All of which creates a major strategic problem for Republicans, who will want to portray Chris Taylor as a liberal extremist and to argue that her victory would give the court a 5-2 liberal advantage, which is out of keeping with a closely divided swing state like Wisconsin. But it’s hard to make that argument when your standard bearer is Rebecca Bradley, a justice with some of the most extreme views in modern Wisconsin history.
Not to mention the nasty tone of her comments. Even the photos of Bradley often show her looking angry or aggrieved. Her personality may not play well in candidate debates and you can bet Crawford will be looking to draw out Bradley’s anger.
Should Bradley bow out, it is likely that State Appeals Court Judge Maria Lazar would run for the Supreme Court. She won the position in a successful 2022 race against incumbent Judge Lori Kornblum, who was appointed to the position by Democratic Gov. Tony Evers the year before that. The seat is based in Republican-leaning Waukesha and Lazar ran a solid campaign, calling herself a “rule of law” judge “who doesn’t legislate from the bench but interprets the law as written.”

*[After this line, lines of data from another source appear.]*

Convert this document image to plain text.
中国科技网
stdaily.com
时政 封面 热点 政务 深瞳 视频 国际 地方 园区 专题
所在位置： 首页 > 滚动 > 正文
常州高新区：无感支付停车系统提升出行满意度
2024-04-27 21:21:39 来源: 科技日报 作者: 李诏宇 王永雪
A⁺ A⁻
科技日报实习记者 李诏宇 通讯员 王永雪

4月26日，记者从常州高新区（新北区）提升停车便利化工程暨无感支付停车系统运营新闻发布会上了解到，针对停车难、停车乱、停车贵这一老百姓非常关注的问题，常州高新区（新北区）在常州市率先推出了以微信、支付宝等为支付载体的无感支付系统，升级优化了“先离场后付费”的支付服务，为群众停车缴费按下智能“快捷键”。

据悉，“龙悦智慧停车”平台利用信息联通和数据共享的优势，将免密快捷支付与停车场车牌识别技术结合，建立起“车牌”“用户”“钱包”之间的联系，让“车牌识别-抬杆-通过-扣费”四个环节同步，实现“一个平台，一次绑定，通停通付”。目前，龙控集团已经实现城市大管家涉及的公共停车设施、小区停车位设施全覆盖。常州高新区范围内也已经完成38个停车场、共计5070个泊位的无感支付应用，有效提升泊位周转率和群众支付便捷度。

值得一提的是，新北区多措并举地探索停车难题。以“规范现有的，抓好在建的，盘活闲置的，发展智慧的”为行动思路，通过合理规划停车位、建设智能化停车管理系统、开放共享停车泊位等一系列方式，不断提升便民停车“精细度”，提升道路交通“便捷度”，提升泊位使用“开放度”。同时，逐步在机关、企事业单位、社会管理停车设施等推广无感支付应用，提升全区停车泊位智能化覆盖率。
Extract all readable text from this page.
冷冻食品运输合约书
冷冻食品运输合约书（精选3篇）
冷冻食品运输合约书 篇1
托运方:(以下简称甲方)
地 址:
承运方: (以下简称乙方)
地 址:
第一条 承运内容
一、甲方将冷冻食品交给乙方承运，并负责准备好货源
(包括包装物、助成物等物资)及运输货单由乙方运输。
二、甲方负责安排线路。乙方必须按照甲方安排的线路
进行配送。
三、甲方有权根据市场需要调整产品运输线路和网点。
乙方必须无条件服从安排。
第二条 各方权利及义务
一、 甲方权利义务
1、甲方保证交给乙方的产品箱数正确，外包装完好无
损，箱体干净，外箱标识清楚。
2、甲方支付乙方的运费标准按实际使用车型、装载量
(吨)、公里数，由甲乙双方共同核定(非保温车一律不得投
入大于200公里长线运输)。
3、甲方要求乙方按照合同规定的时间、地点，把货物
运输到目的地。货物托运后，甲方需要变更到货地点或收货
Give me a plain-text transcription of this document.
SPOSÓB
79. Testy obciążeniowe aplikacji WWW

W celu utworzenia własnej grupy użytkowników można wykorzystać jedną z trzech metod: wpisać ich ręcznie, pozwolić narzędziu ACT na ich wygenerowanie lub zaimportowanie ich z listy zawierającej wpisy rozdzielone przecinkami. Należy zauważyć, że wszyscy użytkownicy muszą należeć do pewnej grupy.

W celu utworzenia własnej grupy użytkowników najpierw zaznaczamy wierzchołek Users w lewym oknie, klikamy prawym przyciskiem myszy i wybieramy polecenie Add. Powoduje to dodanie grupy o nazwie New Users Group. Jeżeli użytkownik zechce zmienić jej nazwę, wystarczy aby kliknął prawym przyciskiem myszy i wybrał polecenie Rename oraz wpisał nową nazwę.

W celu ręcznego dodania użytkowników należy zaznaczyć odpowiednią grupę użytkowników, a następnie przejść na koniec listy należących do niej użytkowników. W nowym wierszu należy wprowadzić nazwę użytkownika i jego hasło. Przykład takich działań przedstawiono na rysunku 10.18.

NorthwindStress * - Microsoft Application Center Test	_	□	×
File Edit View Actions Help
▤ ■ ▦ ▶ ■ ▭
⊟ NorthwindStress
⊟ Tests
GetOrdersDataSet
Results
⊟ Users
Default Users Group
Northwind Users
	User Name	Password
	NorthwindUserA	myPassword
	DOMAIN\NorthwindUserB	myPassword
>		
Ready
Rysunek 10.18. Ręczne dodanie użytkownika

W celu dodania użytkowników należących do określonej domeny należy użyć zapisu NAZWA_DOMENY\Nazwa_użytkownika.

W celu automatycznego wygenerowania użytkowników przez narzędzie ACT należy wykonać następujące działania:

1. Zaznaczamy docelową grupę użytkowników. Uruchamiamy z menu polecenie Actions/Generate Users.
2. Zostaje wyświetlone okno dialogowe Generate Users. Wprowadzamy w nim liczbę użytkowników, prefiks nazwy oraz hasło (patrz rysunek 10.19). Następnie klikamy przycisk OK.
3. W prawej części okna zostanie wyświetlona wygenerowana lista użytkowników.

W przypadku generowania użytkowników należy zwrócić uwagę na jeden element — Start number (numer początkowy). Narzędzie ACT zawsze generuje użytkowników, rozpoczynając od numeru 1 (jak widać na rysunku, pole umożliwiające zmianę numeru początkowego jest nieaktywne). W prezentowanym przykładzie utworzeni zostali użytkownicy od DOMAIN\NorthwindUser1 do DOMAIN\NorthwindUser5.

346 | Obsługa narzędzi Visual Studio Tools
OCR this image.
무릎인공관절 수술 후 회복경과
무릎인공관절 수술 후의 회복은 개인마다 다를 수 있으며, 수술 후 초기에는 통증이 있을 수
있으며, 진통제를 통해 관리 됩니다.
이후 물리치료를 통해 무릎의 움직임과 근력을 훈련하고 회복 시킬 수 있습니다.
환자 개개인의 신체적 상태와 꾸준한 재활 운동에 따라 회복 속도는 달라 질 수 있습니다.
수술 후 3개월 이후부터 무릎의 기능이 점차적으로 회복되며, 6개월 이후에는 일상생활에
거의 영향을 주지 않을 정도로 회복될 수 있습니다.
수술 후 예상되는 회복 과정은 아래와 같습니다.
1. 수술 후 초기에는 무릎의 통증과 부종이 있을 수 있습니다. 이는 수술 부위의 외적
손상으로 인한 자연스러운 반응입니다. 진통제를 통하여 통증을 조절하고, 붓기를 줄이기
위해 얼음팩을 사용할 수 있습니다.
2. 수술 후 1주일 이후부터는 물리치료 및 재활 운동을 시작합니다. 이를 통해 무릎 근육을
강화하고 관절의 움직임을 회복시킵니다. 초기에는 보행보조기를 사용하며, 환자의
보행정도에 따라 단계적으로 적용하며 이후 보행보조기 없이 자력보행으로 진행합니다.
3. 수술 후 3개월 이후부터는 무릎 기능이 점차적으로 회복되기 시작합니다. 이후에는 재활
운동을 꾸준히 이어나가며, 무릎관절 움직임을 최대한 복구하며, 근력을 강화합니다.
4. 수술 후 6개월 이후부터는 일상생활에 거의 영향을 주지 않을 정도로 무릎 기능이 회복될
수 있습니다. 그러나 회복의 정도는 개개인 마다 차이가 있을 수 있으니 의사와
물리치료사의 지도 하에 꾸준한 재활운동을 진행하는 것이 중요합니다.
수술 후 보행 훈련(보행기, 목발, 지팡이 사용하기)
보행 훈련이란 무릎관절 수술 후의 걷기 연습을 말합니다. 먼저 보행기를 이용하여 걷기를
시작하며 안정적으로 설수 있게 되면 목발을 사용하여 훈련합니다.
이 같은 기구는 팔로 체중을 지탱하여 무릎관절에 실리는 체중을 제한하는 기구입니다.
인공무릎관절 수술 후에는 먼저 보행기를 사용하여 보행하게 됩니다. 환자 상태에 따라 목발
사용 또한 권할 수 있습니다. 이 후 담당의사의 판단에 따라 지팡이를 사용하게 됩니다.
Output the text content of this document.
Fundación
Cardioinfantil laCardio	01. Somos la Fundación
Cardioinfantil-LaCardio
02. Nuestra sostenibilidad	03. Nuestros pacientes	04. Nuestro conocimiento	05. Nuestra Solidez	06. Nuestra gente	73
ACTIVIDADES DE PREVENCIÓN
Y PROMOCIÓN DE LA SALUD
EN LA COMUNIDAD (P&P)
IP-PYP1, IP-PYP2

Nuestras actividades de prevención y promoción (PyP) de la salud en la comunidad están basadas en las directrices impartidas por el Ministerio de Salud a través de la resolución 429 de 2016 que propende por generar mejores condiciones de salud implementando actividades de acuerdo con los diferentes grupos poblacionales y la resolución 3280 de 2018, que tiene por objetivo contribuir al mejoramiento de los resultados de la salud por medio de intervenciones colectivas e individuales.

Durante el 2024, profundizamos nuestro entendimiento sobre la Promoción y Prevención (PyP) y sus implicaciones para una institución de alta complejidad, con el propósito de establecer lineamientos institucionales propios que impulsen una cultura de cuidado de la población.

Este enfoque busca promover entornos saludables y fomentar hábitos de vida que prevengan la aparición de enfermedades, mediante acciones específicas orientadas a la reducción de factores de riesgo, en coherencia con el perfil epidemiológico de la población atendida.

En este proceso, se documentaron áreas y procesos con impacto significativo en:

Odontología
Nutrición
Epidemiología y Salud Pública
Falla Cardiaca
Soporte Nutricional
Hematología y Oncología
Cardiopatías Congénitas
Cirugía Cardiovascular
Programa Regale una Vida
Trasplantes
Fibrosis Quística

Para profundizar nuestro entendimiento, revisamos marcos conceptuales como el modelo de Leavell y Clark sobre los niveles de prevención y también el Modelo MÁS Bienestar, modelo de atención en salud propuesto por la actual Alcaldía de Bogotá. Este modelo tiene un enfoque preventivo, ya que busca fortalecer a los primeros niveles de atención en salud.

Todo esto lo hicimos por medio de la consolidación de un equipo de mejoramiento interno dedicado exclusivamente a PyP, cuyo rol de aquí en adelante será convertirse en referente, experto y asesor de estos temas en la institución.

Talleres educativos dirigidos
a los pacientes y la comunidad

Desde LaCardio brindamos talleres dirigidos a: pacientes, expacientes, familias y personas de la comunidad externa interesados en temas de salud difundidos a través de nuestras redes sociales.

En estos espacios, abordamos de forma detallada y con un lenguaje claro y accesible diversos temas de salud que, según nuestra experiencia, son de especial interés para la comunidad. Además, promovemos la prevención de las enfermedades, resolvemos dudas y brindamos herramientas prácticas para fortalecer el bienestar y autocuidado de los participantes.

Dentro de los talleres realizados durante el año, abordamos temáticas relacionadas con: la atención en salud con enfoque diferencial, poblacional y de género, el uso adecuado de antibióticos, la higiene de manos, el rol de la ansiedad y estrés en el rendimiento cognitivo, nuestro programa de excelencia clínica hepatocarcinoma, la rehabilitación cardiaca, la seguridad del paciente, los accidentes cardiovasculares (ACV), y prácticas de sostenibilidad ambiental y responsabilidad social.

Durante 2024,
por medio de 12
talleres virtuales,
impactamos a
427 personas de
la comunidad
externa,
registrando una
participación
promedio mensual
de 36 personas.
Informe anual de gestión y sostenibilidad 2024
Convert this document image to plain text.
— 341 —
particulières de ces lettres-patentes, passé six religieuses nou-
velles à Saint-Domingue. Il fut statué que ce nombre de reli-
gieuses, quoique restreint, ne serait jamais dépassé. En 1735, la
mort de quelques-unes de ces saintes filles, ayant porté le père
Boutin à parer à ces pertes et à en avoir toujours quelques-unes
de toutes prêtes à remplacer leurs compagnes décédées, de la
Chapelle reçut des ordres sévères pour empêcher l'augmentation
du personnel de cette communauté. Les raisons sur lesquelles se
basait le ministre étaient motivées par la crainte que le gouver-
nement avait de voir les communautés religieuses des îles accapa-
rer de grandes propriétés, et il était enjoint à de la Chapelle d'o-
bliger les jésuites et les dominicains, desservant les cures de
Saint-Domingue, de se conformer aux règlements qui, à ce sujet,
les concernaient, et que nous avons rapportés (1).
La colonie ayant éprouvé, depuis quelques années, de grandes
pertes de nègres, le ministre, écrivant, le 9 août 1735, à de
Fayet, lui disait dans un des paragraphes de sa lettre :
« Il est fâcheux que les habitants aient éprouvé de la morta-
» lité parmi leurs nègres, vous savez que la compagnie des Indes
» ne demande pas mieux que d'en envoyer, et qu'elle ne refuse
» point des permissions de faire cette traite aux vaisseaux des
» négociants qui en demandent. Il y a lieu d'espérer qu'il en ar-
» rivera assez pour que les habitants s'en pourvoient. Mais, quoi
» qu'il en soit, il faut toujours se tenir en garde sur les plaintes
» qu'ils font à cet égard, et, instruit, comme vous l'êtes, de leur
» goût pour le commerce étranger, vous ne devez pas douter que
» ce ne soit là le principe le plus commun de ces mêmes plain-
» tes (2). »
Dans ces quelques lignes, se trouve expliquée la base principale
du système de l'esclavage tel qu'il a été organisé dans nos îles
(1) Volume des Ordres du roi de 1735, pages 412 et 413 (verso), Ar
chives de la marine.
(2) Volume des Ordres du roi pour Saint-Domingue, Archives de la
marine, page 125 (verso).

Yes, that’s boiler-plate conservative stuff and will be echoed by Bradley if she indeed runs as promised. But Bradley’s vitriolic judicial decisions will make those assurances a good deal harder to believe.
Taylor has accused Bradley of “extremism and partisanship” and “being more interested in pushing her own right-wing political agenda than protecting Wisconsinites’ rights and freedoms.” She would probably make the same argument against Lazar. But the charge will be more believable when hurled against Bradley.
There’s no doubt that there will be lots of third party spending by right-wing groups backing Bradley in the campaign. But the indifference by the candidate herself to campaign fundraising suggests there will be an enthusiasm gap in this race, one that may go beyond Bradley herself, and is surely worrying Republicans.